F---ing microeconomics, how do they work?
December 23, 2010 4:08 PM   Subscribe

Help me understand how to apply microeconomics concepts to a simulation with a very small number of actors.

I'm OK at microeconomics. I took the class not so many years ago, and I think I understand all the underlying concepts in the theoretical micro world.

Right now I'm working on a hobby project, writing a computer game where people buy and sell houses. But I am having the damnedest time with seemingly simple problems, like "how much will person A pay for houses X, Y, and Z? how many houses, and of which type, will developer B build, given the preferences of the various buyers?" e.g., there are 50 people walking around in a real estate world, each of whose preferences and finances I want to simulate.
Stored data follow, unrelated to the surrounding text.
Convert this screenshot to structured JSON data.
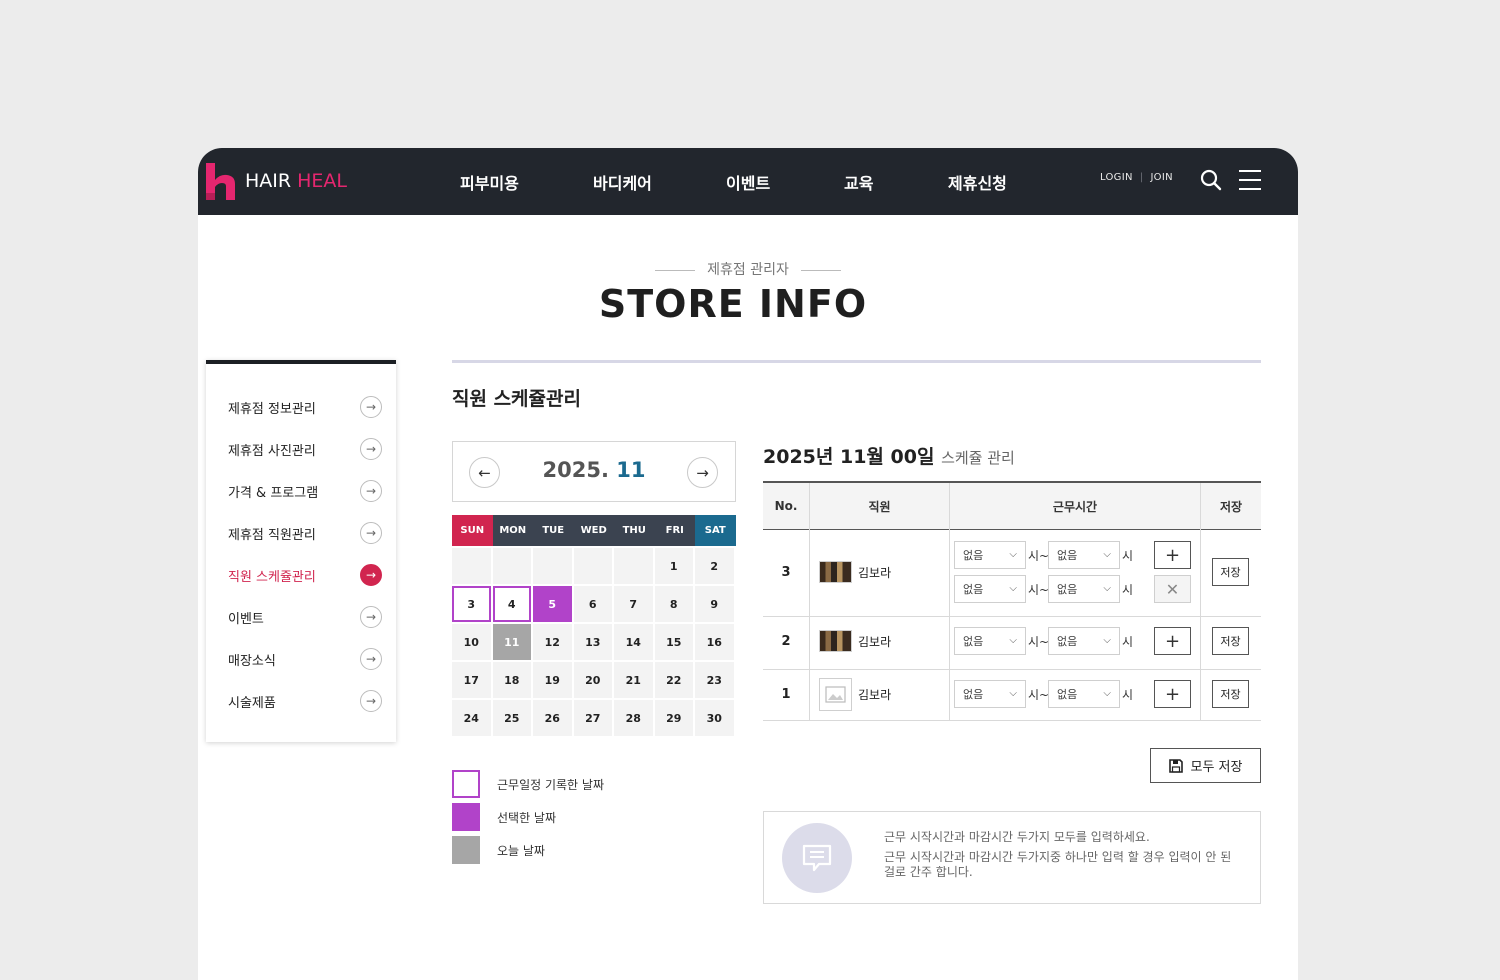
{
  "brand": {
    "word1": "HAIR",
    "word2": "HEAL",
    "accent": "#e5266f"
  },
  "nav": {
    "items": [
      "피부미용",
      "바디케어",
      "이벤트",
      "교육",
      "제휴신청"
    ]
  },
  "toplinks": {
    "login": "LOGIN",
    "sep": "|",
    "join": "JOIN"
  },
  "icons": {
    "search": "search-icon",
    "menu": "hamburger-menu-icon"
  },
  "page": {
    "subtitle": "제휴점 관리자",
    "title": "STORE INFO"
  },
  "sidebar": {
    "items": [
      {
        "label": "제휴점 정보관리",
        "active": false
      },
      {
        "label": "제휴점 사진관리",
        "active": false
      },
      {
        "label": "가격 & 프로그램",
        "active": false
      },
      {
        "label": "제휴점 직원관리",
        "active": false
      },
      {
        "label": "직원 스케쥴관리",
        "active": true
      },
      {
        "label": "이벤트",
        "active": false
      },
      {
        "label": "매장소식",
        "active": false
      },
      {
        "label": "시술제품",
        "active": false
      }
    ]
  },
  "section": {
    "title": "직원 스케쥴관리"
  },
  "calendar": {
    "year": "2025.",
    "month": "11",
    "weekdays": [
      "SUN",
      "MON",
      "TUE",
      "WED",
      "THU",
      "FRI",
      "SAT"
    ],
    "weeks": [
      [
        "",
        "",
        "",
        "",
        "",
        "1",
        "2"
      ],
      [
        "3",
        "4",
        "5",
        "6",
        "7",
        "8",
        "9"
      ],
      [
        "10",
        "11",
        "12",
        "13",
        "14",
        "15",
        "16"
      ],
      [
        "17",
        "18",
        "19",
        "20",
        "21",
        "22",
        "23"
      ],
      [
        "24",
        "25",
        "26",
        "27",
        "28",
        "29",
        "30"
      ]
    ],
    "recorded_days": [
      "3",
      "4"
    ],
    "selected_day": "5",
    "today": "11",
    "colors": {
      "sun": "#d1254f",
      "sat": "#1b6a8f",
      "recorded": "#b143c9",
      "selected": "#b143c9",
      "today": "#a6a6a6"
    }
  },
  "legend": {
    "recorded": "근무일정 기록한 날짜",
    "selected": "선택한 날짜",
    "today": "오늘 날짜"
  },
  "schedule": {
    "title": "2025년 11월 00일",
    "title_suffix": "스케쥴 관리",
    "headers": {
      "no": "No.",
      "staff": "직원",
      "hours": "근무시간",
      "save": "저장"
    },
    "select_default": "없음",
    "unit_from": "시~",
    "unit_to": "시",
    "save_label": "저장",
    "rows": [
      {
        "no": "3",
        "name": "김보라",
        "photo": true,
        "slots": 2
      },
      {
        "no": "2",
        "name": "김보라",
        "photo": true,
        "slots": 1
      },
      {
        "no": "1",
        "name": "김보라",
        "photo": false,
        "slots": 1
      }
    ]
  },
  "save_all": {
    "label": "모두 저장"
  },
  "notice": {
    "line1": "근무 시작시간과 마감시간 두가지 모두를 입력하세요.",
    "line2": "근무 시작시간과 마감시간 두가지중 하나만 입력 할 경우 입력이 안 된 걸로 간주 합니다."
  }
}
Does anybody know any good sources to learn about how this stuff is modeled? I've composed a utility function for each buyer -- but I have no idea how to extrapolate the prices they're willing to pay from the utility functions. My naive attempts don't work well, at all. Even a list of useful keywords to Google would help.
posted by zvs to Grab Bag (5 answers total)
 
Response by poster: To be more specific, it's a world with a finite amount of everything. 30 1/4 acre lots, 30 people who need a place to live...
posted by zvs at 4:10 PM on December 23, 2010


Best answer: The microeconomic concept of supply and demand requires them to be independent and requires an outside constraint that limits supply. The wikipedia article on Supply and Demand is a decent place to start.
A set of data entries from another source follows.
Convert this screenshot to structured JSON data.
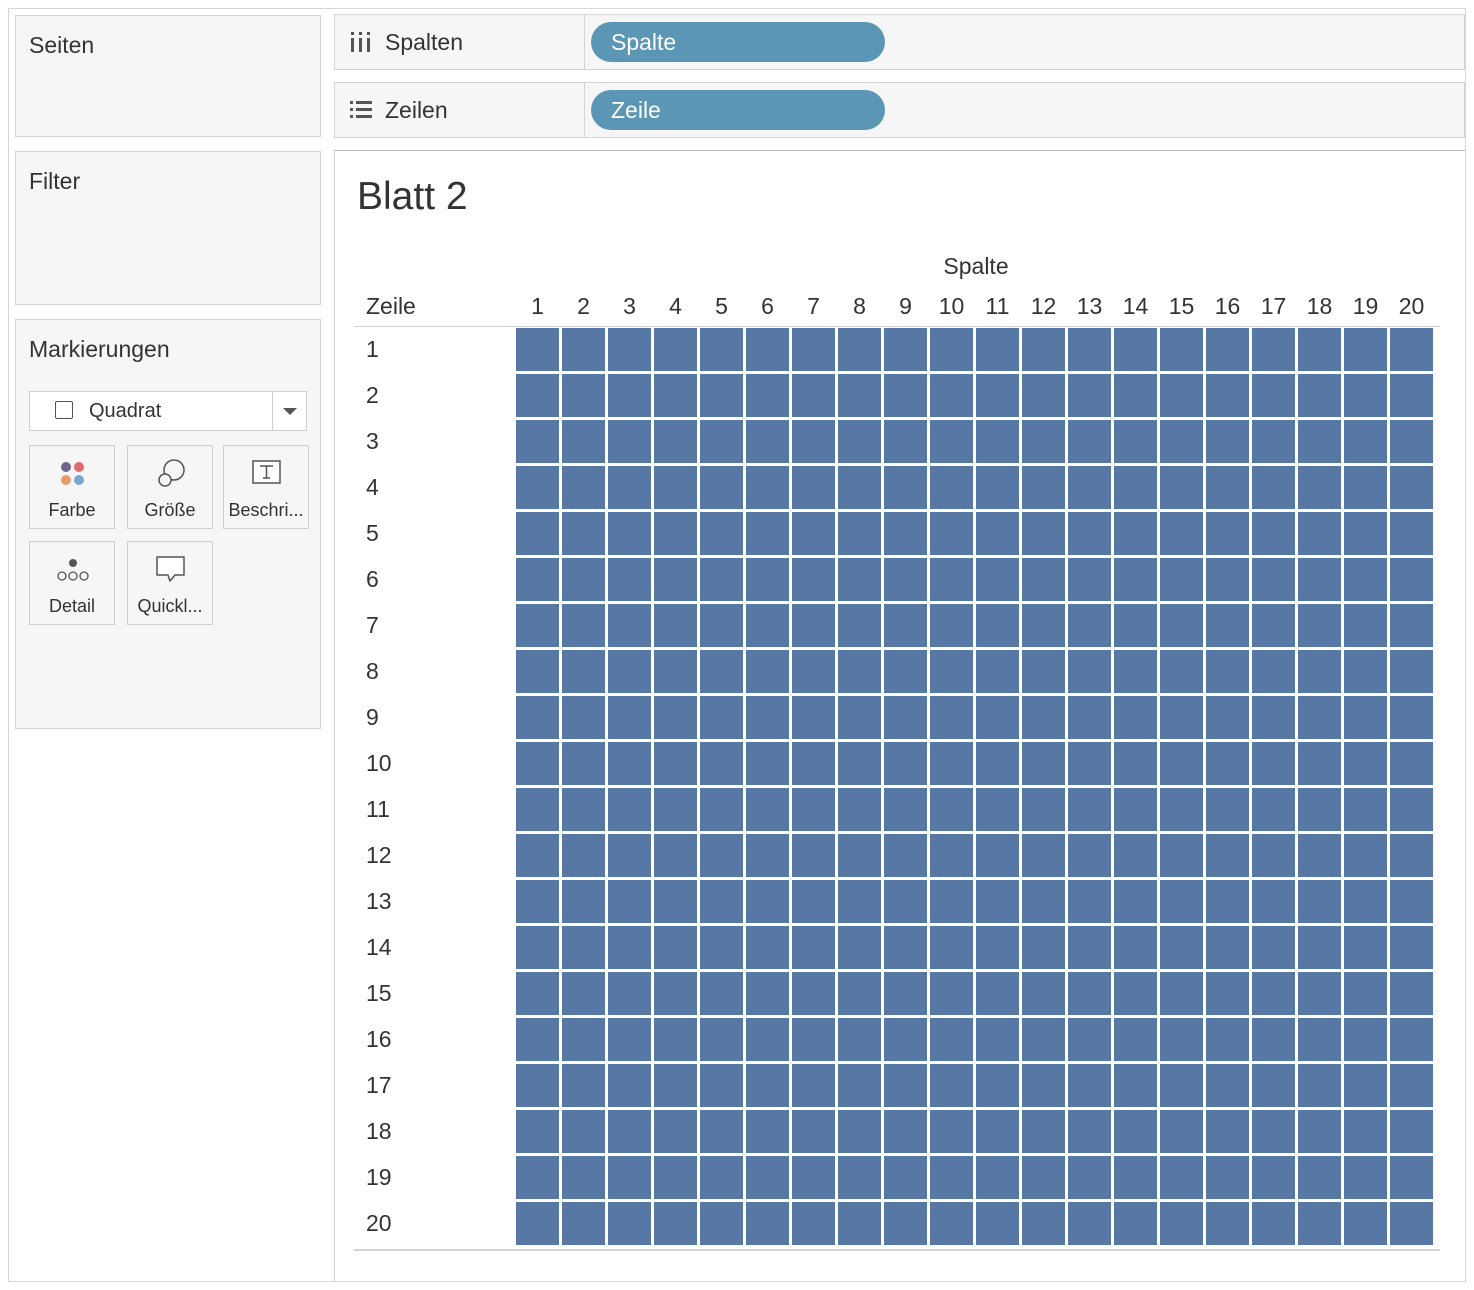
{
  "sidebar": {
    "pages_title": "Seiten",
    "filter_title": "Filter",
    "marks": {
      "title": "Markierungen",
      "mark_type": "Quadrat",
      "buttons": {
        "color": "Farbe",
        "size": "Größe",
        "label": "Beschri...",
        "detail": "Detail",
        "tooltip": "Quickl..."
      }
    }
  },
  "shelves": {
    "columns": {
      "label": "Spalten",
      "pill": "Spalte",
      "icon": "columns-icon"
    },
    "rows": {
      "label": "Zeilen",
      "pill": "Zeile",
      "icon": "rows-icon"
    }
  },
  "sheet": {
    "title": "Blatt 2"
  },
  "colors": {
    "pill": "#5b96b4",
    "mark": "#5778a4",
    "shelf_bg": "#f6f6f6"
  },
  "chart_data": {
    "type": "heatmap",
    "title": "",
    "xlabel": "Spalte",
    "ylabel": "Zeile",
    "x": [
      "1",
      "2",
      "3",
      "4",
      "5",
      "6",
      "7",
      "8",
      "9",
      "10",
      "11",
      "12",
      "13",
      "14",
      "15",
      "16",
      "17",
      "18",
      "19",
      "20"
    ],
    "y": [
      "1",
      "2",
      "3",
      "4",
      "5",
      "6",
      "7",
      "8",
      "9",
      "10",
      "11",
      "12",
      "13",
      "14",
      "15",
      "16",
      "17",
      "18",
      "19",
      "20"
    ],
    "mark": "square",
    "color": "#5778a4"
  }
}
To start, having the only 30 houses being from one developer means that he has a total monopoly. Technically, he would be best served by building fewer than 30 houses and letting the highest bidders take whatever houses they want. Eventually all of the buyers in the market that prioritize shelter will be paying their absolute max to have it and everyone else would be homeless. To get rid of that you need a way to implement downward pressure on the housing prices (excess supply or a competing developer).

You also need to think about the utility function of the developer (remember, supply and demand need to be independent). Both homebuyers and developers need to be rational parties in your simulation.

Keep on truckin'
posted by milqman at 4:19 PM on December 23, 2010


Best answer: Firstly, let me help you with the words you need to be searching for. Breaking into a new topic is often, as you've discovered, a catch-22 struggle of knowing enough about something you know little about in order to know more. Here is a list, with a brief reason why you'd want to search for it:
  • Agent-based economic simulations: you want to model a bunch of abstract models of people, each with resources and motivations, seeking to maximise some notion of utility, so this is a textbook agent simulation.
  • Game theory: when you're talking about models of agents interacting over time game theory may enter the picture, moreso if you want your model to be complex. How do buyers assess the trustworthiness of the developers, and the quality and future viability of the land they're purchasing? How do developers assess the quality of buyers? How do buyers react to the competition of fellow buyers, i.e. an irrational "Keeping up with the Joneses" complication?
That being said, I think you've started off on the wrong foot - it's not the utility function you need for an agent but the marginal utility that's more important. Think of it this way - why are diamonds more expensive than water? Surely the utility of water is much higher than diamonds, because without water...we'd die! But at the margin, i.e. the last unit of water consumed, given that the supply of water is much greater than the supply of diamonds, water is hence cheaper than diamonds. My explanation is rather lacklustre; I recommend reading a decent microecon textbook.

(It's not even the marginal utility of a given product that determines that price a buyer/seller seeks for the product. From what I remember of my university courses, consumers seek to maximise the product of all marginal utilities of all products they consume. The final piece of the puzzle is the "law of diminishing marginal utility", which says that as we consume anything the "next slice of utility" we get out of it will be smaller, and this forms part of the basis of the laws of supply and demand. But again, a good textbook will serve you well).

Other economics phrases to search for:
  • Marginal rate of substitution
  • Marginal rate of transformation
  • "The Market for Lemons" (a Nobel-prize winning Economics paper from the 70's by Akerlof, to get you in the mood of thinking of a market more concretely)
Start it off like you would start of a mathematical proof by induction; consider time=0, how do all the agents start, how are prices announced, how do transactions occur, what are the agents' thought processes, etc. Presumably your objective is, after surrounding your simulation in a set of assumptions, to prove that a neoclassical equilibrium price shows up in the market?

Good luck; I envy your ambition. Start small, start simple, then build it up!
posted by asymptotic at 2:48 PM on December 25, 2010


Response by poster: Thanks. Very helpful starting points.

I always say this at the end of my AskMe, but if any latecomer wanders in and has a comment, please don't hold back.
posted by zvs at 11:31 AM on December 26, 2010


Response by poster: Yeah, see, I would never have come up with "Agent-Based Computational Economics", which is the exact concept I'm trying to implement. Awesome.